Estas frases somníferas son ejemplos de cobardía y engaño.

La lección fundamental es que la oposición a la guerra, la reacción política y la desigualdad no puede ser desarrollada a través de o en alianza con cualquier facción del Partido Demócrata. Mientras que Trump representa una alianza política entre Wall Street y las organizaciones de tendencia fascista, el Partido Demócrata representa la alianza entre Wall Street y los sectores privilegiados, autocomplacientes y egoístas de la clase media alta.

Los Demócratas le tienen mucho más miedo a una oposición enraizada en la clase obrera que a las diferencias tácticas que tienen con Trump. Estando al tanto del alto grado de oposición popular que existe contra ambos partidos políticos, se encuentran desesperados por evitar que dicha oposición de las masas encuentre una expresión política. Ningún funcionario importante del Partido Demócrata se ha solidarizado con las protestas contra Trump, ni con los manifestantes, ni mucho menos unirse a ellos.

A pesar de que el triunfo electoral de Trump marca un giro importante hacia la derecha por parte de la clase gobernante, millones de trabajadores y jóvenes se están orientando en una dirección política completamente diferente. En condiciones en las que existe una hostilidad generalizada en contra de la clase política y el sistema electoral, Trump pudo aprovecharse del enojo social gracias a la bancarrota política del Partido Demócrata. La gran mayoría de quienes votaron por Trump no votaron a favor de un régimen fascista. Además, conforme se cristaliza la forma que va a tomar su gobierno, está quedando claro que la oposición social y política que lo llevó al poder se multiplicará en contra de este.

El Partido Socialista por la Igualdad y sus candidatos, Jerry White y Niles Niemuth, participaron en las elecciones del 2016 con el fin de sentar las bases políticas para un movimiento socialista y obrero. El propósito principal de nuestra campaña fue la construcción de una dirección política en la clase obrera que esté preparada para las luchas que se aproximan, sin importar si un Trump o una Clinton llegaban a la Casa Blanca.

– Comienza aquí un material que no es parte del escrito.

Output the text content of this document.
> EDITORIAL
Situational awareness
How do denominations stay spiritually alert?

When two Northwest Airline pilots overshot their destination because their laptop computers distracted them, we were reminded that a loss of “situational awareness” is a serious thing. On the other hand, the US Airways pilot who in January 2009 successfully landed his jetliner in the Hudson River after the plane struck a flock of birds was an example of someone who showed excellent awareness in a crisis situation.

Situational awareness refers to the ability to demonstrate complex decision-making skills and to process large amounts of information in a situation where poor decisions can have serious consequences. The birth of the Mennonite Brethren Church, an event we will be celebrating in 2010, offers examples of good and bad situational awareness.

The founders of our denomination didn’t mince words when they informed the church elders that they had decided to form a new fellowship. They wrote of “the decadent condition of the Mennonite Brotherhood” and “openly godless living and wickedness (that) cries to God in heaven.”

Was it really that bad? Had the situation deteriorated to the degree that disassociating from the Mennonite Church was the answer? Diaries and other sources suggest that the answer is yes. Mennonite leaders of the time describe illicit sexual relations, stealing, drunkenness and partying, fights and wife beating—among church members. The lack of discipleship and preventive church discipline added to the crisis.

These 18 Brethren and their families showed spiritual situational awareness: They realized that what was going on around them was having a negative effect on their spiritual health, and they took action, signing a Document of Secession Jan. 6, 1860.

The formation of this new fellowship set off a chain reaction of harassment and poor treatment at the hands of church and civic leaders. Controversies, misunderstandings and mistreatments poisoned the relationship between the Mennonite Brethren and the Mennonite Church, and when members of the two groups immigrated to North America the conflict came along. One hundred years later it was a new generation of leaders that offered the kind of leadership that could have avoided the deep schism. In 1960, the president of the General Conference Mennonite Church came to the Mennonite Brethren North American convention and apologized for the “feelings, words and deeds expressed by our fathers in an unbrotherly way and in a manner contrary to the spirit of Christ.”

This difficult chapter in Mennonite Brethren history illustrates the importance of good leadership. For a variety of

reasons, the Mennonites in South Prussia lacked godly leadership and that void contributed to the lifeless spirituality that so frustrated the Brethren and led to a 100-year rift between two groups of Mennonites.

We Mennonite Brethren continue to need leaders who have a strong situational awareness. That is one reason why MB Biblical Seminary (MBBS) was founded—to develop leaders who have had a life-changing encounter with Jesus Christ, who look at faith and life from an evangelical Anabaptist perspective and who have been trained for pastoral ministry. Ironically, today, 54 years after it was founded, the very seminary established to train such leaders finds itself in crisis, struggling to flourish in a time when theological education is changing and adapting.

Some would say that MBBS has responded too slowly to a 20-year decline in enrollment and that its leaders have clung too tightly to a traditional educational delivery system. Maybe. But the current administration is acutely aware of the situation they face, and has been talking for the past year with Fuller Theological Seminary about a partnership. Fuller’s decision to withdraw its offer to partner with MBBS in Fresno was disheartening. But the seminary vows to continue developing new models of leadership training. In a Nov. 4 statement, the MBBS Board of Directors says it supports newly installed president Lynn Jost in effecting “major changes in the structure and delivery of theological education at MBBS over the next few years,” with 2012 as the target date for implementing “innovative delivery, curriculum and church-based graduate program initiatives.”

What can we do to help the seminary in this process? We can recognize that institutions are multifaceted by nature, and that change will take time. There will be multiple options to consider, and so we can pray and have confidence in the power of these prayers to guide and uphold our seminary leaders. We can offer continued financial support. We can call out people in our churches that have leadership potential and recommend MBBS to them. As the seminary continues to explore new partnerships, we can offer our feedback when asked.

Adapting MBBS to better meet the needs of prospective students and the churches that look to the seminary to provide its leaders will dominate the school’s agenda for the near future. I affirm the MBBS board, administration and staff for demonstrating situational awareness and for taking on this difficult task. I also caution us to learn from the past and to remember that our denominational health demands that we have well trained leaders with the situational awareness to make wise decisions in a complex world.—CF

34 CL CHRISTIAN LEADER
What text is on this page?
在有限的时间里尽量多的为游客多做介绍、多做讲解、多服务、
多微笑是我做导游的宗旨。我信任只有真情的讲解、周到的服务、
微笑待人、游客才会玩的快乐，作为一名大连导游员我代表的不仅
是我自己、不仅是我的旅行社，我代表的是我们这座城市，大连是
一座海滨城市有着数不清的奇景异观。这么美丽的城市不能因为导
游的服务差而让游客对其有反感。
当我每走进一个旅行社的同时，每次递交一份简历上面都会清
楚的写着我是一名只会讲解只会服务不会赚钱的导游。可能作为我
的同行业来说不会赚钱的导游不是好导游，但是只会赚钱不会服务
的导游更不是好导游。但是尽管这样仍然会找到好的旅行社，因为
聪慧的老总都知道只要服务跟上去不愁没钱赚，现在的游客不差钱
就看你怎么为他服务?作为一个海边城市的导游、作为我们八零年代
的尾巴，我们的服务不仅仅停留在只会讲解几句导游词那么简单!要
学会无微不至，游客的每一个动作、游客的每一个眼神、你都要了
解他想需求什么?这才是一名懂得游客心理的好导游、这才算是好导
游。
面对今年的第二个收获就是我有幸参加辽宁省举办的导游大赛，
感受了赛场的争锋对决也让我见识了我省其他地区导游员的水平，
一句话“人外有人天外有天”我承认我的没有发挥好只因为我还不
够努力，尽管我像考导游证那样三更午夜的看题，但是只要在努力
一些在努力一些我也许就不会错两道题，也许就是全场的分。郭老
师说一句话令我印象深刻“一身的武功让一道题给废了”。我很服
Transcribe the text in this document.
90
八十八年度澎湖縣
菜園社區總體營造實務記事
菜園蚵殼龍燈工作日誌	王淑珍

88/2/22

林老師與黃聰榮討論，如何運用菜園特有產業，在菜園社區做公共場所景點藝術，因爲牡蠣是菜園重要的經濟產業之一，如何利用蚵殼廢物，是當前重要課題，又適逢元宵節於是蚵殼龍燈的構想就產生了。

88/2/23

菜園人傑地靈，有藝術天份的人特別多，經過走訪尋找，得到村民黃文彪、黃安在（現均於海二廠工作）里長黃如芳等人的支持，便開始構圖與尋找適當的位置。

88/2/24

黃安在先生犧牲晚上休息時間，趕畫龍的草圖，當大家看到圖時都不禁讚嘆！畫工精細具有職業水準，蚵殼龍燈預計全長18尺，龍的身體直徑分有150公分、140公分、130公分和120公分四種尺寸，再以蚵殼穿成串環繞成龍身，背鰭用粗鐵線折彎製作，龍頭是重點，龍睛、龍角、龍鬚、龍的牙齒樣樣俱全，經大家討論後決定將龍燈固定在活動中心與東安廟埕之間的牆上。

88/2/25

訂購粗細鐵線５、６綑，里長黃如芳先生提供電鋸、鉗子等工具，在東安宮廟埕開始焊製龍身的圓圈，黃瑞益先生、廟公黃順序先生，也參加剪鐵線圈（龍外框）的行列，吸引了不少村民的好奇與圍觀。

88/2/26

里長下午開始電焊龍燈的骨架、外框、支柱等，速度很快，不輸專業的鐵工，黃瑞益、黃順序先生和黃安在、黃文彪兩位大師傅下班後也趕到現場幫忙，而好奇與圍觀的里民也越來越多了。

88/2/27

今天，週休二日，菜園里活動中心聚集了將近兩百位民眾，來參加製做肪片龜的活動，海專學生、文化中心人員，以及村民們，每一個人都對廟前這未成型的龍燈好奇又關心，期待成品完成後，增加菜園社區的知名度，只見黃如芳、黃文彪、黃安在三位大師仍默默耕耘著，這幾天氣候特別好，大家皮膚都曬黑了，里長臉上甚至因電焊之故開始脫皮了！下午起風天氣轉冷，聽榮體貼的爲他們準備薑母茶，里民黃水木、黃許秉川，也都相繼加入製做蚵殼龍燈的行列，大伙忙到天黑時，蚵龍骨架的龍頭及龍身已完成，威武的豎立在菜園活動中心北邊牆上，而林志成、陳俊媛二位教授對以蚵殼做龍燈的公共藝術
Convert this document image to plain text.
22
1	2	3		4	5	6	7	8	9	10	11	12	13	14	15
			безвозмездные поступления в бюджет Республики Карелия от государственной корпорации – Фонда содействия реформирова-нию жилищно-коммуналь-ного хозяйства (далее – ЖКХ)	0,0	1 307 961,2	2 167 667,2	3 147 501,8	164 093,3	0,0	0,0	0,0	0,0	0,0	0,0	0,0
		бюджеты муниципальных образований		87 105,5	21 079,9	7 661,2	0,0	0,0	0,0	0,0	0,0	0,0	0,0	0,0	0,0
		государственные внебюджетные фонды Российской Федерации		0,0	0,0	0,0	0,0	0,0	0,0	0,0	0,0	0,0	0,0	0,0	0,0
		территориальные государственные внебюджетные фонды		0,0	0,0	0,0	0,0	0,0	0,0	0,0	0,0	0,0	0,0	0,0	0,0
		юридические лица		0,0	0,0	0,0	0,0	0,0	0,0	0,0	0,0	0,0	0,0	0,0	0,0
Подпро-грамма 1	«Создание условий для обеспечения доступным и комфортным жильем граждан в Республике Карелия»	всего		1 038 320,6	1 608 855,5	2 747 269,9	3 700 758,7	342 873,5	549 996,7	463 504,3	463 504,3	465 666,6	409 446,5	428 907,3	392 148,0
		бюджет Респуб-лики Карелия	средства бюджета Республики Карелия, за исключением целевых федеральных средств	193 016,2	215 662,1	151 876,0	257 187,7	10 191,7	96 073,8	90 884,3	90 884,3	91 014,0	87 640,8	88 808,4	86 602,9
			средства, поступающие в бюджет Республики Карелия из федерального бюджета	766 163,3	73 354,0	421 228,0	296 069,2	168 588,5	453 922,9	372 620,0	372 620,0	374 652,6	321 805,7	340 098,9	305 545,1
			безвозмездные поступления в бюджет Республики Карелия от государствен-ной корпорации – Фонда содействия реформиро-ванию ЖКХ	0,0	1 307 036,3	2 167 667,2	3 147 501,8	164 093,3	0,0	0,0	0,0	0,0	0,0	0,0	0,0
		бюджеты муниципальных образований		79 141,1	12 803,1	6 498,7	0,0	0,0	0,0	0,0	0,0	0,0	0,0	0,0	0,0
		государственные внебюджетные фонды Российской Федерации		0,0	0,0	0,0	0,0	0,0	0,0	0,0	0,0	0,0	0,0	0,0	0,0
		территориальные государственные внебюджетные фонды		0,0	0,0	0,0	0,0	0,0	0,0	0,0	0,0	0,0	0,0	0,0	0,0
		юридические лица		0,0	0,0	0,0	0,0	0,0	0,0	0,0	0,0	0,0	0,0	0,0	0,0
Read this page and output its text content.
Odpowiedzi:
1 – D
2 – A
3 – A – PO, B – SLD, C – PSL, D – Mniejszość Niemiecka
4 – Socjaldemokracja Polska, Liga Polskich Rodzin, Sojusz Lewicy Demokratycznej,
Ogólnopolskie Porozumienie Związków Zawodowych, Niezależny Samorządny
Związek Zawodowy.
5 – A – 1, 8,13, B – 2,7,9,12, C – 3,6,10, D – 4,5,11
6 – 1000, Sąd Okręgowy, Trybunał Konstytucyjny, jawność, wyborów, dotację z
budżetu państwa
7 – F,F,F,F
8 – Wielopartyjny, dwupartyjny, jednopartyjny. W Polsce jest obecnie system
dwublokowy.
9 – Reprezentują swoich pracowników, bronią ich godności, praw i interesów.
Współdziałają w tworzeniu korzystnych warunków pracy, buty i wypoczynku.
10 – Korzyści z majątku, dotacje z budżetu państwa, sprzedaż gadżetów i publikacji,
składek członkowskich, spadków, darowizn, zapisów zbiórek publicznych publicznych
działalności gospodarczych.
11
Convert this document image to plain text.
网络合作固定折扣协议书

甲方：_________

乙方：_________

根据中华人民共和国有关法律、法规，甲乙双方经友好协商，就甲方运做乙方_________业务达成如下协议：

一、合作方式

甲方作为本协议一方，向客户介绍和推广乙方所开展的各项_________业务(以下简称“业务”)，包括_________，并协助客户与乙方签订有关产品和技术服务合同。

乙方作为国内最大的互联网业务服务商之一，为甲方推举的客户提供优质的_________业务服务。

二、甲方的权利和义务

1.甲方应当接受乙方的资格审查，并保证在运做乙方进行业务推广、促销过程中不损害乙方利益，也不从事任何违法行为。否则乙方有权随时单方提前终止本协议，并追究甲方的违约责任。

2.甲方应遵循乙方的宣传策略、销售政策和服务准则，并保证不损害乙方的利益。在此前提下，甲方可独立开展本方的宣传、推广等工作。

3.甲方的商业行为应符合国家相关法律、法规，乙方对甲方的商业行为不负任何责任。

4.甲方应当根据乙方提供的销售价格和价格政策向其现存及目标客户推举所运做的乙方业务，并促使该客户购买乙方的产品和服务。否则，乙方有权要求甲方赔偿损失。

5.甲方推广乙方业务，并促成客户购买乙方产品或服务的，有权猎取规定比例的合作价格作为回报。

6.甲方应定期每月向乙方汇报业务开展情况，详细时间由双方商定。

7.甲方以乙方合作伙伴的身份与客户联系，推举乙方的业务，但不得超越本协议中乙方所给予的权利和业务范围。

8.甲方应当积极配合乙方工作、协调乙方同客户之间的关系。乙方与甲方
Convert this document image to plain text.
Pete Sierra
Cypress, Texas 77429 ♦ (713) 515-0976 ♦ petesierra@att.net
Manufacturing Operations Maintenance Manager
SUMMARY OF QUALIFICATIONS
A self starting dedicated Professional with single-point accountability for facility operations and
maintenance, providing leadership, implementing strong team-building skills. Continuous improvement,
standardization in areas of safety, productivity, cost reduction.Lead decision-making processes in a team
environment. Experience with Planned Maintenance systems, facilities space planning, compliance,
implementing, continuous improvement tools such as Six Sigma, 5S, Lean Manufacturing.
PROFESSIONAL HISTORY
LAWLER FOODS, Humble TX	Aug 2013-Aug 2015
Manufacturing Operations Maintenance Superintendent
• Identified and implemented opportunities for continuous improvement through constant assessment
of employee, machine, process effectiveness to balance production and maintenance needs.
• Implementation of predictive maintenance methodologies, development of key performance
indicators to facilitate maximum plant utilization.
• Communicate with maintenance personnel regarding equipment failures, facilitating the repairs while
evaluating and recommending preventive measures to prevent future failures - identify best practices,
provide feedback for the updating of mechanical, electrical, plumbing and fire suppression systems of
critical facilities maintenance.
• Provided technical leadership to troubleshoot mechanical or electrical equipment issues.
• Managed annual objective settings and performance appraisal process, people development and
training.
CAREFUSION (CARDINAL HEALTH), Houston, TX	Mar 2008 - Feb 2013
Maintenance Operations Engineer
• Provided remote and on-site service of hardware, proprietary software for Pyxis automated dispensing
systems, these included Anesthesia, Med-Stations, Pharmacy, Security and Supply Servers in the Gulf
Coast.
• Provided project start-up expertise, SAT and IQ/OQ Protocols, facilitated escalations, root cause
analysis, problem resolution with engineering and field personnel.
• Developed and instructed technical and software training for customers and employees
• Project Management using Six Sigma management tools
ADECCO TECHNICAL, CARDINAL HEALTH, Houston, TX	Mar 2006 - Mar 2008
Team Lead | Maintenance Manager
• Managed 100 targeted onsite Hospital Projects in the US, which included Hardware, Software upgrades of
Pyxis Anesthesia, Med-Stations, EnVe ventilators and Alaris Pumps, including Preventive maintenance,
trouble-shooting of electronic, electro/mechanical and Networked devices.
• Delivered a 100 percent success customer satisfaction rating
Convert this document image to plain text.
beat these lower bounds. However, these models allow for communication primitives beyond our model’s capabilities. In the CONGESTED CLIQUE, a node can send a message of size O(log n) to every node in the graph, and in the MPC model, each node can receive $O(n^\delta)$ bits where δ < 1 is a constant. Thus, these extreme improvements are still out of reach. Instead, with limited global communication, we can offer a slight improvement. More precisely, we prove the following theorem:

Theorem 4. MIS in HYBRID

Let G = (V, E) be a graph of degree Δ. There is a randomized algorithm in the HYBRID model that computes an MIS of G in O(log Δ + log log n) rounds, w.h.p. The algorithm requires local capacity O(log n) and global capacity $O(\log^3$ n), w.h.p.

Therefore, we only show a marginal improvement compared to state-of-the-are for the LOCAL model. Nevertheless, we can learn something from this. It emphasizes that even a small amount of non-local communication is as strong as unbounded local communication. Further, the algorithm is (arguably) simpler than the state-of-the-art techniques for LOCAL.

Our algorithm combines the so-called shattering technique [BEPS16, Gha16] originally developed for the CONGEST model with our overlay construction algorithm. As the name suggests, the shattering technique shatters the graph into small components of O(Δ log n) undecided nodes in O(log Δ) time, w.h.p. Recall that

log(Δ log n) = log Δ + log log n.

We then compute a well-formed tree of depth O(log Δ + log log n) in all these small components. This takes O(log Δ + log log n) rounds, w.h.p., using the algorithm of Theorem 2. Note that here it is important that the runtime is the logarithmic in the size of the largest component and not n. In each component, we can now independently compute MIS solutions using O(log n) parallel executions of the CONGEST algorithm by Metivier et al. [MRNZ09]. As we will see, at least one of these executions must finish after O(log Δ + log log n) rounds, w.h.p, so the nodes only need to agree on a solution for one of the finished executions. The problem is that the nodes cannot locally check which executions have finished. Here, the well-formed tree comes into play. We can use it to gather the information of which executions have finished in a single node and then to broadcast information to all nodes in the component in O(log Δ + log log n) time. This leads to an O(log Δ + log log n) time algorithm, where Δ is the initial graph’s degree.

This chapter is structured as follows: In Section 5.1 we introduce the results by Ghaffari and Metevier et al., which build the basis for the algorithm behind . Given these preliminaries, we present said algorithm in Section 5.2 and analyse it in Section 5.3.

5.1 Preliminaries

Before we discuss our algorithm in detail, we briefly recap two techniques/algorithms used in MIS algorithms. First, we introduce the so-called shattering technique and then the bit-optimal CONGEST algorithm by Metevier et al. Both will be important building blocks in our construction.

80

La victoria electoral de Trump pone de relieve la urgencia de realizar esta tarea. En definitiva, es imprescindible desarrollar y organizar una oposición de masas al gobierno y las políticas de Trump. Le hacemos un llamado a todos los trabajadores y jóvenes a sacar las conclusiones necesarias de las elecciones del 2016 y a unirse y construir el Partido Socialista por la Igualdad y su organización juvenil, los Jóvenes y Estudiantes Internacionales por la igualdad social (IYSSE, por sus siglas en inglés).